Quelle: Jens Büttner/dpa

Stralsund. Aufatmen bei den Sportvereinen und kulturellen Einrichtungen in Stralsund: Die Stadtverwaltung hat bei der Erarbeitung des Haushaltsplanentwurfs auf den Rotstift verzichtet. Kämmerin Gisela Steinfurt sagte am Dienstagabend im Bürgerschaftsausschuss für Finanzen und Vergabe: „Im Vergleich zum Vorjahr wird es keine Kürzungen bei den freiwilligen Leistungen geben. Es bleibt dabei: Zehn Prozent unserer Ausgaben kommen Kultur und Sport zugute.“

Dabei kann die Verwaltung der Bürgerschaft heute keinen ausgeglichenen Etatentwurf zur Beschlussfassung vorlegen. Der Ergebnishaushalt weist Einnahmen in Höhe von 111,4204 Millionen Euro aus. Der Summe stehen Ausgaben in Höhe von insgesamt 118,5122 Millionen Euro. Mit Hilfe von 6,8418 Millionen Euro aus Rücklagen kann das Minus aber auf 250 000 Euro gedrückt werden.
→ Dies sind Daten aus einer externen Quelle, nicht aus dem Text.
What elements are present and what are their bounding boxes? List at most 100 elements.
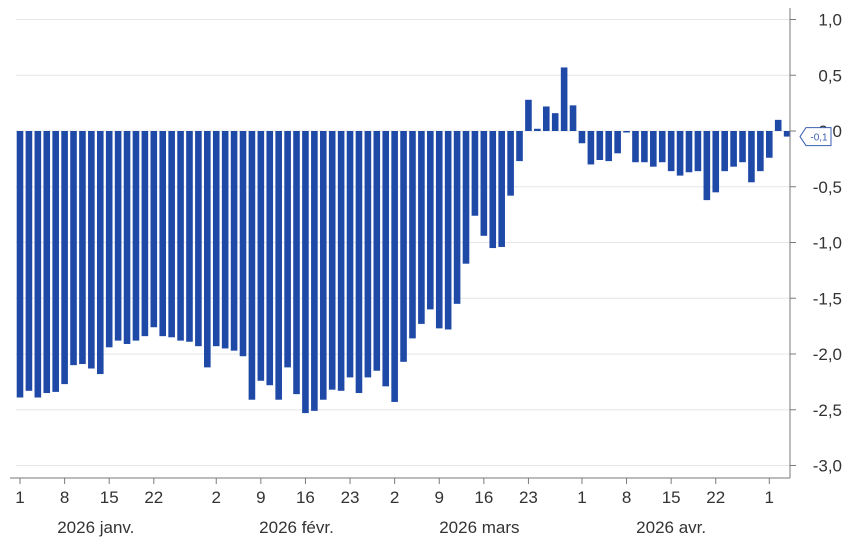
bar: [712, 131, 720, 193]
bar: [400, 131, 407, 362]
bar: [721, 131, 728, 172]
bar: [462, 131, 470, 264]
bar: [435, 131, 443, 329]
x-tick-label: 2: [212, 488, 221, 507]
x-tick-label: 22: [144, 488, 163, 507]
bar: [150, 131, 158, 328]
bar: [453, 131, 461, 304]
bar: [569, 105, 577, 131]
bar: [409, 131, 416, 339]
bar: [293, 131, 300, 395]
bars: [16, 67, 791, 414]
bar: [507, 131, 514, 196]
bar: [212, 131, 220, 347]
bar: [703, 131, 711, 201]
y-tick-label: -1,5: [813, 289, 842, 308]
bar: [739, 131, 746, 163]
x-tick-label: 8: [622, 488, 631, 507]
last-value-badge: -0,1: [799, 127, 832, 147]
bar: [266, 131, 274, 386]
bar: [489, 131, 497, 249]
bar: [132, 131, 140, 341]
y-tick-label: 0,5: [818, 66, 842, 85]
bar: [427, 131, 434, 310]
x-tick-label: 1: [765, 488, 774, 507]
bar: [578, 131, 586, 144]
bar: [16, 131, 24, 398]
bar: [168, 131, 175, 338]
bar: [730, 131, 737, 167]
bar: [471, 131, 479, 216]
bar: [159, 131, 167, 337]
bar: [605, 131, 613, 162]
last-value-badge-box: [799, 127, 832, 147]
bar: [257, 131, 265, 381]
bar: [525, 99, 532, 131]
bar: [632, 131, 639, 163]
bar: [239, 131, 247, 357]
x-tick-label: 23: [341, 488, 360, 507]
bar: [623, 131, 630, 133]
bar: [43, 131, 51, 394]
bar: [88, 131, 95, 369]
x-tick-label: 2: [390, 488, 399, 507]
x-tick-label: 16: [474, 488, 493, 507]
x-tick-label: 1: [15, 488, 24, 507]
bar: [676, 131, 684, 176]
x-tick-label: 15: [100, 488, 119, 507]
x-tick-label: 15: [662, 488, 681, 507]
bar: [774, 119, 782, 131]
bar: [534, 128, 541, 131]
bar: [587, 131, 595, 165]
month-labels: 2026 janv. 2026 févr. 2026 mars 2026 avr.: [57, 518, 706, 537]
x-tick-label: 1: [577, 488, 586, 507]
bar: [204, 131, 211, 368]
x-tick-label: 23: [519, 488, 538, 507]
x-tick-labels: 1 8 15 22 2 9 16 23 2 9 16 23 1 8 15 22 1: [15, 478, 774, 507]
y-tick-label: -2,0: [813, 345, 842, 364]
bar: [302, 131, 309, 414]
y-tick-label: -2,5: [813, 401, 842, 420]
bar: [328, 131, 336, 390]
bar: [248, 131, 256, 400]
bar: [141, 131, 149, 337]
bar: [70, 131, 77, 366]
bar: [114, 131, 122, 341]
bar: [650, 131, 657, 167]
bar: [355, 131, 363, 394]
axes: [10, 8, 791, 479]
bar: [346, 131, 354, 378]
bar: [748, 131, 755, 183]
month-label: 2026 mars: [439, 518, 519, 537]
bar: [685, 131, 693, 173]
month-label: 2026 janv.: [57, 518, 134, 537]
y-tick-label: 1,0: [818, 11, 842, 30]
bar: [123, 131, 131, 344]
x-tick-label: 9: [435, 488, 444, 507]
bar: [391, 131, 398, 402]
bar: [516, 131, 523, 162]
x-tick-label: 8: [60, 488, 69, 507]
bar: [596, 131, 604, 160]
bar: [757, 131, 764, 172]
bar: [480, 131, 488, 236]
bar: [337, 131, 345, 391]
bar: [560, 67, 568, 131]
bar: [364, 131, 372, 378]
month-label: 2026 févr.: [259, 518, 334, 537]
bar: [373, 131, 381, 371]
y-tick-labels: 1,00,50,0-0,5-1,0-1,5-2,0-2,5-3,0: [813, 11, 842, 476]
month-label: 2026 avr.: [636, 518, 706, 537]
bar: [96, 131, 104, 375]
y-tick-label: -1,0: [813, 234, 842, 253]
bar: [195, 131, 202, 347]
bar: [765, 131, 773, 158]
bar: [52, 131, 59, 392]
bar: [783, 131, 791, 137]
bar: [34, 131, 42, 398]
bar: [694, 131, 702, 172]
bar: [221, 131, 229, 349]
x-tick-label: 9: [256, 488, 265, 507]
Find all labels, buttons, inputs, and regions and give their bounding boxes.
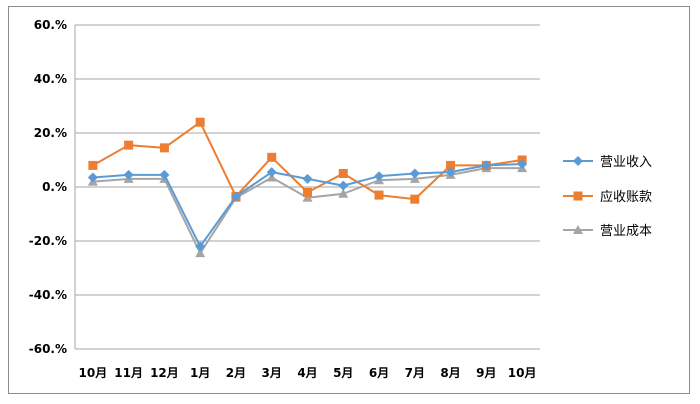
x-tick-label: 11月 bbox=[114, 366, 143, 380]
x-tick-label: 9月 bbox=[476, 366, 496, 380]
data-point bbox=[410, 194, 420, 204]
data-point bbox=[303, 187, 312, 197]
data-point bbox=[338, 188, 349, 198]
x-tick-label: 10月 bbox=[508, 366, 537, 380]
data-point bbox=[302, 192, 313, 202]
data-point bbox=[87, 172, 98, 183]
data-point bbox=[230, 191, 241, 202]
legend-entry: 营业成本 bbox=[563, 224, 652, 239]
y-tick-label: 40.% bbox=[34, 72, 67, 86]
data-point bbox=[481, 160, 492, 171]
x-tick-label: 12月 bbox=[150, 366, 179, 380]
data-point bbox=[374, 190, 384, 200]
data-point bbox=[266, 167, 277, 178]
y-tick-label: 60.% bbox=[34, 18, 67, 32]
x-axis-ticks: 10月 11月 12月 1月 2月 3月 4月 5月 6月 7月 8月 9月 10月 bbox=[79, 366, 537, 380]
legend-marker bbox=[573, 225, 583, 234]
x-tick-label: 4月 bbox=[297, 366, 317, 380]
legend-entry: 营业收入 bbox=[563, 155, 652, 170]
x-tick-label: 3月 bbox=[262, 366, 282, 380]
data-point bbox=[302, 173, 313, 184]
legend-label: 营业收入 bbox=[600, 155, 652, 170]
data-point bbox=[159, 169, 170, 180]
legend-label: 应收账款 bbox=[600, 189, 652, 205]
x-tick-label: 5月 bbox=[333, 366, 353, 380]
data-point bbox=[88, 160, 98, 170]
grid-lines bbox=[74, 24, 540, 350]
legend-marker bbox=[573, 156, 583, 166]
series-1 bbox=[88, 117, 527, 204]
x-tick-label: 6月 bbox=[369, 366, 389, 380]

Ein Defizit weist auch der Finanzhaushalt 2016 aus. Die Auszahlungen in Höhe von knapp 105 Millionen Euro werden die Einzahlungen im nächsten Jahr um gut 1,6 Millionen Euro übersteigen. Das ist aber noch nicht einmal die halbe Wahrheit: Das Minus steigt noch auf über 5,3 Millionen Euro im Zusammenhang mit den Mehrausgaben für die weiteren Ausbau des Gewerbegebiets Franzenshöhe mit dem Frankenhafen.

Das Problem: Es gibt einen Sparvertrag mit dem Land. In dem hat sich die Hansestadt verpflichtet, dass der Fehlbetrag eine Summe von 2,1886 Millionen Euro nicht überschreiten darf. Um das zu garantieren, sollen Grundstückseigentümer und Gewerbetreibende künftig mehr Steuern zahlen.

Trotz des knapp kalkulierten Haushalts will die Stadtverwaltung im kommenden Jahr über 19 Millionen Euro in die Infrastruktur investieren – dabei aber ohne neue Kredite auskommen.

Die Bürgerschaft will den Haushaltsplan für 2016 während ihrer Sitzung am Donnerstag beschließen.